I had two classmates whose mothers should’a lost custody on grounds of their naming… two sisters go and marry two brothers; they deliver two healthy boys less than 48 hours apart and give them the same name. One had lighter hair than the other, so they were Miguel Dark and Miguel Blonde.
I guess mom and dad were behind the power curve. My given name (Nancy) was in the top 10 from 1935 to 1955 then began to slowly fall into obscurity. I was born in 1959. <sigh>
I have a son, a brother, and a grandfather named Robert. None of them go by “Bob,” though. According to my brother, “Bob” is a name for a used car salesman or a telemarketer or a televangelist. Not for a grown man working in a respectable profession. “Rob,” “Robert,” or even “Bobby” for a grown man, but not “Bob.” (For the record, my grandfather went by his initials, my brother uses “Rob,” and my son is known by his first name, instead of the middle “Robert.”)
My own name is a very traditional, non-trendy one. I’ve never hated it, and actually kind of love my first name: It’s not weird, but there aren’t many women my age who share my name. I like that. (And “Rachel Elizabeth” sounds dignified. It won’t sound too young when I’m older, either. I think it’s a very nice name.) It wasn’t a terribly popular name when I was born 40 years ago, but it has enjoyed a bit of a surge in popularity lately.
And Ruby? My 8-year-old daughter’s middle name is Nancy. I had to name her that, given that both of her grandmothers were named Nancy, along with my mother’s grandmother and her grandmother. The first name took some creativity, but “Alana” is a nice, traditional, not-too-common first name which also reflected my brother’s middle name (Alan) and our Irish/German heritage.
There was a slight spike in Katrina in 2005 and then it steadily dropped to almost nothing.
I used to know someone named Colleen. She said it was somewhat rare; when she was a kid at places like Disneyland, where the shops have all the little signs and such that are personalized with kids names, she could never find anything. I figured she had to be kidding. “Colleen” is hardly an exotic name. But I’ve looked a few times since then, and I’ve never found it either.
On that SSA website, it barely cracked the top 100 for a few years in the mid-60’s. It’s down to 896th for 2006, and dropping fast.
The easy way to remember Frances/Francis is
hEr -> francEs
hIm -> francis
Never met a single person named Henry in my entire life. Not a young man, not an old man, not a baby. Nobody.

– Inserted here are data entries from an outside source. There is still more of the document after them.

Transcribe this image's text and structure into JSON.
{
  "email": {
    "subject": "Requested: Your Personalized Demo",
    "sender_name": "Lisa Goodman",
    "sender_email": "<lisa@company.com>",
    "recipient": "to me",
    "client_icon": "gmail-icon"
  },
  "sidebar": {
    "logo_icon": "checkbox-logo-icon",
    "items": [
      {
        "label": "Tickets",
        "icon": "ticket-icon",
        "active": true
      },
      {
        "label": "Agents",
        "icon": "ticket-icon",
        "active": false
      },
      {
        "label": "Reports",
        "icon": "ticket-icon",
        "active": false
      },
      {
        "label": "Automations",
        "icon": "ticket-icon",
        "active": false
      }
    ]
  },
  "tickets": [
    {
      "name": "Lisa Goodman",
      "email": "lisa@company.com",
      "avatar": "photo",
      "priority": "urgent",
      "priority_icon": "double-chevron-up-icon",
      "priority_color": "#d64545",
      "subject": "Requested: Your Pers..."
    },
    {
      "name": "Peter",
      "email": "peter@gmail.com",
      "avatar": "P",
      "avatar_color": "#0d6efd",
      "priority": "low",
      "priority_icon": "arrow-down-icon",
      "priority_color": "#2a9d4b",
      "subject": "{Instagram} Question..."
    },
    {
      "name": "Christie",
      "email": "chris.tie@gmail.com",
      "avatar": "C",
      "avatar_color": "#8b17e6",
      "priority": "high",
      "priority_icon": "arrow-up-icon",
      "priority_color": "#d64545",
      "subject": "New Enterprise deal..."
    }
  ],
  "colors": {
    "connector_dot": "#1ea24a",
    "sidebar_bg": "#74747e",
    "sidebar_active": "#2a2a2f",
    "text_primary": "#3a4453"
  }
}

My grandfather had a brother named Henry who died two years ago; I never met him.
If my daughter had been a boy, she would have been Henry, after my father and grandfather. Grandpa was named Henry Grady, after the southern journalist, and I attended the Henry W. Grady School of Journalism at the University of Georgia. I didn’t realize that it was such an uncommon name.